We are not the same, but we overlap in dramatic ways. You are my object lesson from the Lord. You are headstrong. I am headstrong. You are stubborn. I am stubborn. You are emotional. I am emotional. You have a problem controlling your emotions. I have a problem controlling my emotions. You want your way. I want my way. You want to know the reasons for everything. I do too. Your strong will, it is me, amplified. And you are so smart. When I see you acting out in ridiculous ways, the Lord oftentimes taps me on the shoulder and opens my eyes to see my own ugliness, my own immaturity, my own inability to accept the things that happen that don’t fit into my own little box of “what I want.” If I lose my cool with you, why wouldn’t you lose your cool with me? I can get away with nothing anymore. It is in my face. Always. I can’t expect you, as a 3-year-old, to master your emotions when I haven’t done it in 37 years. I have far to go. And when I see myself in you, it isn’t despair I feel, it’s compassion. And when I feel that compassion for you, I know the Lord must feel it for me despite the patience it requires of him. He’s going to help me. I’m going to help you.

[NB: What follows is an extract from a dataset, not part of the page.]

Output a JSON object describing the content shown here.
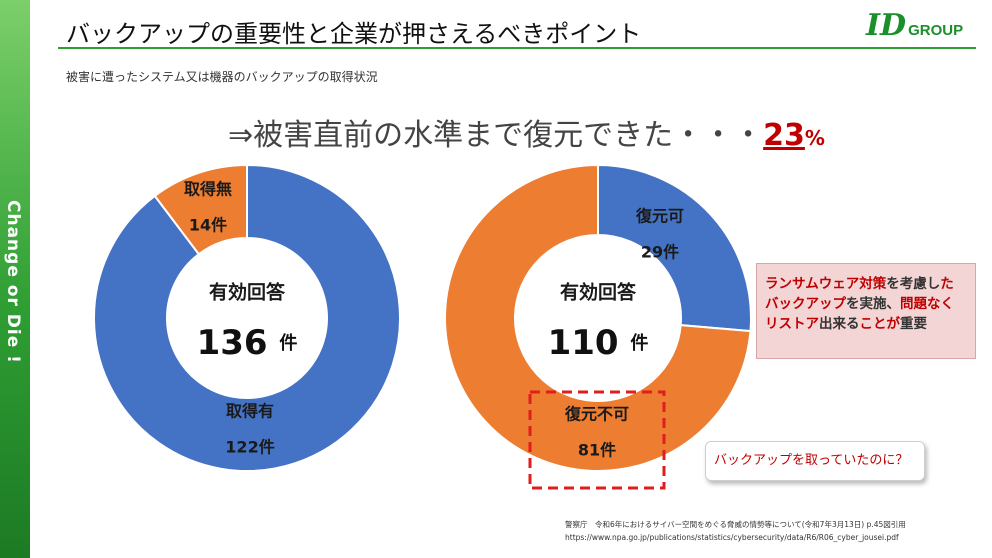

You have such joy in you too, son. It pours out of you. I can’t tell you how often people interact with you in stores. And not just talk, but giggle and “awwww.” You are a bright little light of smiley energy everywhere you go. I feel like we’re in the spotlight sometimes when we go out. You wave, and smile, and say hi (when you’re not having a fit or mood over something, and those fits and moods are super-transient. You can change in the twinkling of an eye. After you’ve yelled loud enough and long enough to get everybody in a building looking our way.) Your grin is contagious. It’s sunshine, and everywhere you go, you go brightly.

Lately, I have felt caution when it comes to telling you too much about what I think you kids are going to be like someday. It isn’t for me to say. I know little about who you will become and nothing about what the future holds. I hope you and your sister both know that when I imagine things for the future, it’s just that. Imaginings. You will surprise me in many, many ways, I’m sure, and nothing I say should ever limit who you become or direct you away from God’s call on your life. Anyway, I just see you in a people job. I can see you as a politician. A good one hopefully. Maybe you’ll be the first truly good, moral politician in many decades. I don’t know. I can see you fundraising. I can see you teaching. I can see you in sales (Daddy likes that!) I see you as a leader. I can see you doing so many things. I can just imagine people following you. You are so strong. You stand out. You make people pay attention. You have a way of making everybody around you feel special. It’s a gift. Sometimes it’s fun for a Momma to wonder.

As you turn three… You like trucks, trains, wheels. You like stacking things, blocks, crayons, glue sticks, anything you have in plenty. You like Mickey Mouse. You love Looney Tunes. You like music. You like grapes, strawberries, carrots, crackers and anything you deem a “snack” (starchy and sweet. Most other things are usually a battle.) You like pockets. You like blankets. You love teetee. You like books. You like bedtime. You love cuddles and “rock-a-bit.” You like your bike. You like tea parties. You like baths. You like to drink tea water and bath water. You like tools, plastic hammers and wrenches. You like tracks. You like to know what’s coming next and where we are. You like to hide under the covers. You like sister. You like to chase sister, to make her to scream and run away. You like going to childcare in the gym and at church. You like rocks. You like throwing rocks. You like jumping. You like small toys you can carry around and fit in your pockets. You like monies (coins) and putting them in various bags, boxes, socks and gloves to carry around with you. You like balls. You like to be tickled. You love to laugh. You like me to take your picture. You like life. You’re a happy little boy with strong opinions, a loud mouth, a busy body, and a ready smile, and I love every inch of you.

And now, you’re three. Just like that. I love you, son. Happy Birthday to you! And many more.